= Maxine Fensom =

Australian adult industry businessman (born 1958)

Maxine Fensom (born 30 August 1958) is an Australian entrepreneur well known in the adult industry for founding a number of strip clubs, strippers' agencies, themed events and adult online stores. She also is the owner and founder of the Australian Adult Industry Awards, established in 2000 to recognise achievements in the Australian adult industry, as well as the national Miss Erotica and Miss Dream Girl pageants. Maxine acquired the licensing rights to Sexpo to hold the first ever exhibition in the United States launching in April 2023.

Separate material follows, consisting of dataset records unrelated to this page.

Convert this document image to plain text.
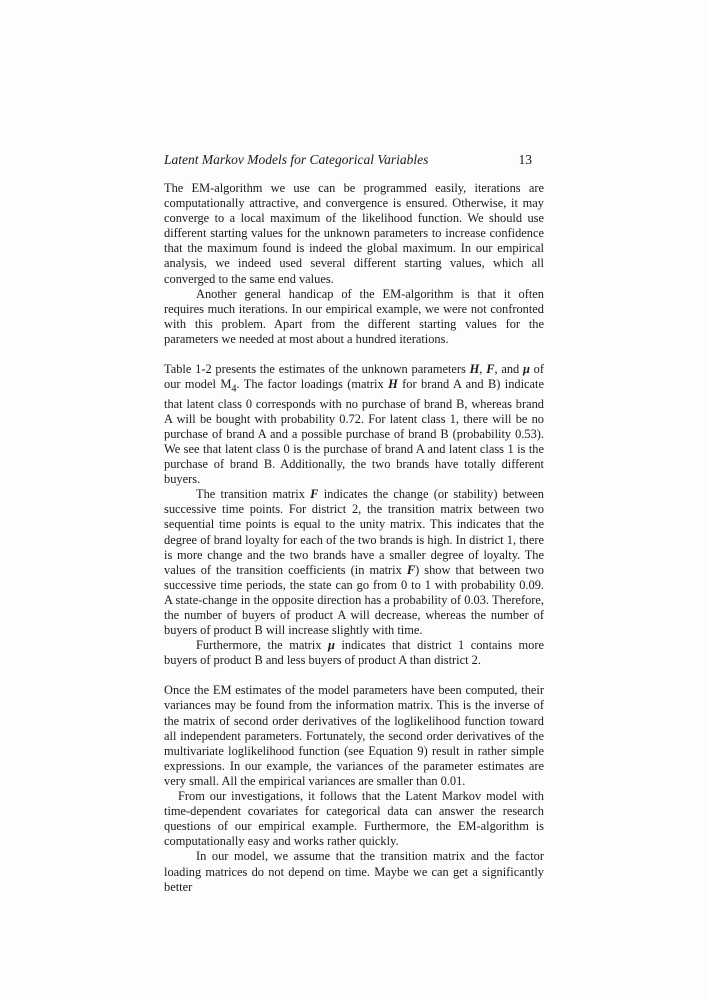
Latent Markov Models for Categorical Variables	13

The EM-algorithm we use can be programmed easily, iterations are computationally attractive, and convergence is ensured. Otherwise, it may converge to a local maximum of the likelihood function. We should use different starting values for the unknown parameters to increase confidence that the maximum found is indeed the global maximum. In our empirical analysis, we indeed used several different starting values, which all converged to the same end values.

Another general handicap of the EM-algorithm is that it often requires much iterations. In our empirical example, we were not confronted with this problem. Apart from the different starting values for the parameters we needed at most about a hundred iterations.

Table 1-2 presents the estimates of the unknown parameters H, F, and μ of our model $M_4$. The factor loadings (matrix H for brand A and B) indicate that latent class 0 corresponds with no purchase of brand B, whereas brand A will be bought with probability 0.72. For latent class 1, there will be no purchase of brand A and a possible purchase of brand B (probability 0.53). We see that latent class 0 is the purchase of brand A and latent class 1 is the purchase of brand B. Additionally, the two brands have totally different buyers.

The transition matrix F indicates the change (or stability) between successive time points. For district 2, the transition matrix between two sequential time points is equal to the unity matrix. This indicates that the degree of brand loyalty for each of the two brands is high. In district 1, there is more change and the two brands have a smaller degree of loyalty. The values of the transition coefficients (in matrix F) show that between two successive time periods, the state can go from 0 to 1 with probability 0.09. A state-change in the opposite direction has a probability of 0.03. Therefore, the number of buyers of product A will decrease, whereas the number of buyers of product B will increase slightly with time.

Furthermore, the matrix μ indicates that district 1 contains more buyers of product B and less buyers of product A than district 2.

Once the EM estimates of the model parameters have been computed, their variances may be found from the information matrix. This is the inverse of the matrix of second order derivatives of the loglikelihood function toward all independent parameters. Fortunately, the second order derivatives of the multivariate loglikelihood function (see Equation 9) result in rather simple expressions. In our example, the variances of the parameter estimates are very small. All the empirical variances are smaller than 0.01.

From our investigations, it follows that the Latent Markov model with time-dependent covariates for categorical data can answer the research questions of our empirical example. Furthermore, the EM-algorithm is computationally easy and works rather quickly.

In our model, we assume that the transition matrix and the factor loading matrices do not depend on time. Maybe we can get a significantly better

== Early life and education ==
Fensom was born on 30 August 1958 in Brisbane, Australia. Moving to Melbourne at the age of two, Fensom was educated at Camberwell High School and Brinsley Road Free School in Camberwell and had a modest upbringing, the only child of a single mother. She trained as a psychiatric nurse at Swinburne Technical College, but eventually her passion for dancing and acting led her to setting up a promotional dance troupe, which performed around Melbourne successfully for a number of years. Fensom also acted on television, appearing in various episodes as "Bouncy Miss" in the acclaimed Australian Broadcasting Corporation miniseries The Damnation of Harvey McHugh. She has also had a biography written about her life as the most recognisable female face in the adult industry.

== Career ==
Fensom currently operates a gentlemen's club in the suburb of Brunswick in Melbourne. Other businesses she operates include event agencies, a topless bar, an adult merchandise online store, a concierge service and adult party services.

Her career in the adult industry began as after her three-year stint on the daily horoscope segment of Channel Nine's In Melbourne Today show ended. Hosting bucks parties and private functions, Fensom's business grew exponentially, taking on corporate customers and establishing a business headquarters with the support of high-profile porn publisher Larry Flynt and Harry Mohney. Fensom has also been featured in Australian Playboy as a playmate of the month, in their "Girls from Melbourne" edition.

Fensom is a supporter of greater recognition and equality for women in the adult industry, greater regulation concerning employment in the adult industry and increased sentences for perpetrators of violent crime against women.

She ran as an independent candidate in the Victorian state elections in 2002 and 2010.

Fensom has experienced online harassment.

Fensom resides in Las Vegas and owns Las Vegas Cannabis Weddings, where performs marriages in her capacity as an ordained minister.